Ensuite, parce que Ceuta, ville de 85 000 habitants, se retrouve submergée. Les centres d'accueil sont saturés, et les autorités locales peinent à fournir eau et nourriture aux nouveaux arrivants. "C'est une crise humanitaire, mais aussi une crise de souveraineté", résume un haut fonctionnaire espagnol sous couvert d'anonymat. "L'Europe ne peut plus ignorer que ses frontières extérieures sont aussi ses frontières intérieures."
Bruxelles a annoncé une aide d'urgence de 50 millions d'euros, mais les divisions entre États membres persistent. L'Allemagne et la France poussent pour une réforme du pacte migratoire européen, tandis que la Hongrie et la Pologne s'y opposent farouchement. En attendant, des milliers de migrants restent bloqués à Ceuta, dans l'espoir de rejoindre la péninsule ibérique.
Présidentielle française 2027 : les ingérences russes s'invitent dans la campagne
La campagne pour l'élection présidentielle française de 2027 a pris un tour inattendu cet été. Après des mois de polémiques sur les retraites et l'immigration, ce sont désormais les ingérences étrangères qui occupent le débat. Plusieurs candidats, dont Raphaël Glucksmann (Place publique) et Gabriel Attal (Renaissance), ont publiquement dénoncé des tentatives de désinformation attribuées à la Russie.
Les exemples sont nombreux, et souvent grotesques. Des faux comptes Twitter ont diffusé des rumeurs selon lesquelles Édouard Philippe préparerait un rapprochement avec la Russie en cas de victoire. D'autres ont accusé Glucksmann d'être financé par des oligarques ukrainiens. "Ces opérations sont grossières, mais elles visent à semer le doute et à polariser le débat", analyse un expert en cybersécurité interrogé par Le Monde.
Le gouvernement français a annoncé son intention de faire adopter un projet de loi à l'automne pour renforcer les sanctions contre les ingérences étrangères. Mais le mal est déjà fait : selon un sondage Ifop publié début août, 42 % des Français estiment que leur vote pourrait être influencé par des manipulations extérieures.
Cette intrusion russe dans la campagne française n'est pas isolée. Elle s'inscrit dans une stratégie plus large, observée depuis 2022, visant à déstabiliser les démocraties occidentales. En Allemagne, des faux comptes ont récemment diffusé des informations erronées sur les livraisons d'armes à l'Ukraine. En Espagne, des rumeurs ont circulé sur un prétendu complot de l'OTAN pour provoquer une crise migratoire.

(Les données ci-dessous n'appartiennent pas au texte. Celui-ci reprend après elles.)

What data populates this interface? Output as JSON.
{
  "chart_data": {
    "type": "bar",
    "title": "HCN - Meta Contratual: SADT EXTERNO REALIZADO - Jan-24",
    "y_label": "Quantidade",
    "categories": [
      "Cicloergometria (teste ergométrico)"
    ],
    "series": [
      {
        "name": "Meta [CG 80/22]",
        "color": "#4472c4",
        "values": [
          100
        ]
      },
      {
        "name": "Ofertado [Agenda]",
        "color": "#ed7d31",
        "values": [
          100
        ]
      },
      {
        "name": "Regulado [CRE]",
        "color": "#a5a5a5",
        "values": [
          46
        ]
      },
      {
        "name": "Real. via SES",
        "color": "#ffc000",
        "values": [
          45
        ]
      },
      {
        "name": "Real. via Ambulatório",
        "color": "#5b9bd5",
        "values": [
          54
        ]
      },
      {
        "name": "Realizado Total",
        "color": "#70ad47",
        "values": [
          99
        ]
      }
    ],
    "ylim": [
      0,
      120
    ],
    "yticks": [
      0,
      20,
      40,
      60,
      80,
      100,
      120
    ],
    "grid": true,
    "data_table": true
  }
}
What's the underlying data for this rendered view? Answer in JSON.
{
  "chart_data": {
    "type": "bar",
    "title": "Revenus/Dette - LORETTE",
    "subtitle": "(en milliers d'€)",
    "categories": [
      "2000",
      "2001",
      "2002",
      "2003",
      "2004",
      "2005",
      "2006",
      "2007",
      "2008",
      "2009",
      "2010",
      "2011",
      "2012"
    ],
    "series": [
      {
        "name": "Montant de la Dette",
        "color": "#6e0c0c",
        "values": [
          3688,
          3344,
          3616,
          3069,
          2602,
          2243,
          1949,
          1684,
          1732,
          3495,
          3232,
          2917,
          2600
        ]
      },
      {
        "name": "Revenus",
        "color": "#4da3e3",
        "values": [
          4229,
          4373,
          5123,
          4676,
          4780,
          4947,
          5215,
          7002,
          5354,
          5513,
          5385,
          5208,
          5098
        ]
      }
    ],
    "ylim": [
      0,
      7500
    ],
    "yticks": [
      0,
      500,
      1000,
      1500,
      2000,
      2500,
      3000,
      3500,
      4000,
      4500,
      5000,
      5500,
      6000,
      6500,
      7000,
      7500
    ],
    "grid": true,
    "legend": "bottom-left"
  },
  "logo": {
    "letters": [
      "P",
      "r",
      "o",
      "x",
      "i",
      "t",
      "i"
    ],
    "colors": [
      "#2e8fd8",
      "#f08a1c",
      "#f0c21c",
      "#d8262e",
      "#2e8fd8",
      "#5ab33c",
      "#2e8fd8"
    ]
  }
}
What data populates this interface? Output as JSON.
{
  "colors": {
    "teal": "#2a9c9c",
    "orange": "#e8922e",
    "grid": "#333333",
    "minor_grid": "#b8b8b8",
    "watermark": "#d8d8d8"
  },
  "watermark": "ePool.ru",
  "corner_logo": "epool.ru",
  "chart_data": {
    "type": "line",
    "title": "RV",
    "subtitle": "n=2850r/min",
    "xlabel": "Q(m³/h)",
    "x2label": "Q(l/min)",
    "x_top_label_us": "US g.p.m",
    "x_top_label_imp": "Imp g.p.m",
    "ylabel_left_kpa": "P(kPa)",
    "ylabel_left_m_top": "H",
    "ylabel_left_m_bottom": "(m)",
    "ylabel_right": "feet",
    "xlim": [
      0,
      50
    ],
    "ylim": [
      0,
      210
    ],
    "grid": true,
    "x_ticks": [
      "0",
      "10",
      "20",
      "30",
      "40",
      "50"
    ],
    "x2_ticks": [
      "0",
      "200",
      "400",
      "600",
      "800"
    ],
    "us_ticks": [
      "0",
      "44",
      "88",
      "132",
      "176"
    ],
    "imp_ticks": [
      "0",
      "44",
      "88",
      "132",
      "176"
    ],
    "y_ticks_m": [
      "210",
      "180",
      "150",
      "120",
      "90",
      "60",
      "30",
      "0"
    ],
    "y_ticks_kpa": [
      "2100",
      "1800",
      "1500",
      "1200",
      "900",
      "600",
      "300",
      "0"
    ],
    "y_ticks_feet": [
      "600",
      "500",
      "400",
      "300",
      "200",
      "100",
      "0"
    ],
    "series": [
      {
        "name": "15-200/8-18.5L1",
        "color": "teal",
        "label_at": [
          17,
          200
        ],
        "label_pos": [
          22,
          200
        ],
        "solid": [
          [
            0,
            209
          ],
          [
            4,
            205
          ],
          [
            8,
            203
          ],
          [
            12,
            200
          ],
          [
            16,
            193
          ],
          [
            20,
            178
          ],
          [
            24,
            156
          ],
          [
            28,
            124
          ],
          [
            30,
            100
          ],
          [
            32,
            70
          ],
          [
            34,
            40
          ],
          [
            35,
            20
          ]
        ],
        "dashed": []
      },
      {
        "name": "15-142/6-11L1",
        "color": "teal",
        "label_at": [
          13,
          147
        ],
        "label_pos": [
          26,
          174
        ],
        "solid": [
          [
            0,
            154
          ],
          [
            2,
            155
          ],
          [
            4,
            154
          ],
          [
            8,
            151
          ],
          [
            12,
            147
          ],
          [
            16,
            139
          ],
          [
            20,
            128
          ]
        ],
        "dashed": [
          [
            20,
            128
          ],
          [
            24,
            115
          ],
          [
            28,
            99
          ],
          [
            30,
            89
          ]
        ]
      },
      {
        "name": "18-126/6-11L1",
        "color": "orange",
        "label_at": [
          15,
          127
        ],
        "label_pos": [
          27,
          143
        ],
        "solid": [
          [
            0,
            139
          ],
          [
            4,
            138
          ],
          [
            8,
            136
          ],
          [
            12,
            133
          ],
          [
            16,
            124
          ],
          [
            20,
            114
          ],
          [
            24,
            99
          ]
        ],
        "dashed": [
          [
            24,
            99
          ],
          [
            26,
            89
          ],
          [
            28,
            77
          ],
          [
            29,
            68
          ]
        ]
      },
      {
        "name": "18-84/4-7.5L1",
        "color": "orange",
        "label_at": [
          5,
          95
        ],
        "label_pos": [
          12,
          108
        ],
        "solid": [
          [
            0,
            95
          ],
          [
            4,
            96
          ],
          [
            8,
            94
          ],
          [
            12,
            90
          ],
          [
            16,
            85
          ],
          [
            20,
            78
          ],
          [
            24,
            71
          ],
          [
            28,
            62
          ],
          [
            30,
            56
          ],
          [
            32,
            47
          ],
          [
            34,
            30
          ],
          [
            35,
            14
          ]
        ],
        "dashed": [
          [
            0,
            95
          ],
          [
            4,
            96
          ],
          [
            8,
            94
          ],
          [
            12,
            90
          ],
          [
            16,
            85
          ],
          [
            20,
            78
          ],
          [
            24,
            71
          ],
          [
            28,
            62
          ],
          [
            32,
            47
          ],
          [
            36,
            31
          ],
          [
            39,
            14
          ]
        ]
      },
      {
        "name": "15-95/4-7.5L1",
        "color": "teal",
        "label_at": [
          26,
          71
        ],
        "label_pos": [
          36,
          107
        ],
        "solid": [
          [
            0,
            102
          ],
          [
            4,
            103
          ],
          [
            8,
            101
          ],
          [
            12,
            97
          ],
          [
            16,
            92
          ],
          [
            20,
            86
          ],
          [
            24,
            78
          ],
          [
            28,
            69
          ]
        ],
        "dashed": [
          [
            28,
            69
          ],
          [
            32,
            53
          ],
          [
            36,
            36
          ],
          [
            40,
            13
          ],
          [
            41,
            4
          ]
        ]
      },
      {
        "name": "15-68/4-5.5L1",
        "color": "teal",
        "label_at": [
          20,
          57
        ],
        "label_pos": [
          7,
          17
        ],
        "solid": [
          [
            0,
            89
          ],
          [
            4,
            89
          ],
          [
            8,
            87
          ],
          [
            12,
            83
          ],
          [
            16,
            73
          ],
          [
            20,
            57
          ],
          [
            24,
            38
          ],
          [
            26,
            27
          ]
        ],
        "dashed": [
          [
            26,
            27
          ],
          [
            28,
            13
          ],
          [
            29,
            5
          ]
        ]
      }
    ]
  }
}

Pour la France, le défi est double. D'abord, identifier et neutraliser ces tentatives de manipulation. Ensuite, rassurer les électeurs sur la légitimité du scrutin. "La démocratie ne se défend pas toute seule", a déclaré Gabriel Attal lors d'un meeting à Vannes fin juillet. "Nous devons être vigilants, sans tomber dans la paranoïa."
Ce qu'il faut retenir
Trois crises, trois continents, une même réalité : l'été 2026 est celui des fractures géopolitiques. En Colombie, l'arrivée au pouvoir d'un président d'extrême droite pourrait rebattre les cartes en Amérique latine, avec des répercussions sur les équilibres régionaux et les relations avec les États-Unis. À Ceuta, la crise migratoire met en lumière les failles de l'Europe, à la fois dans sa gestion des frontières et dans sa capacité à parler d'une seule voix. Enfin, en France, les ingérences russes dans la campagne présidentielle rappellent que la guerre hybride est désormais une composante permanente des démocraties.
Ces événements, bien que distincts, ont un point commun : ils révèlent des vulnérabilités structurelles. Que ce soit dans la gestion des migrations, la résilience des institutions démocratiques ou la stabilité des alliances régionales, l'été 2026 montre que les équilibres géopolitiques sont plus fragiles que jamais. Et que l'automne s'annonce tout aussi mouvementé.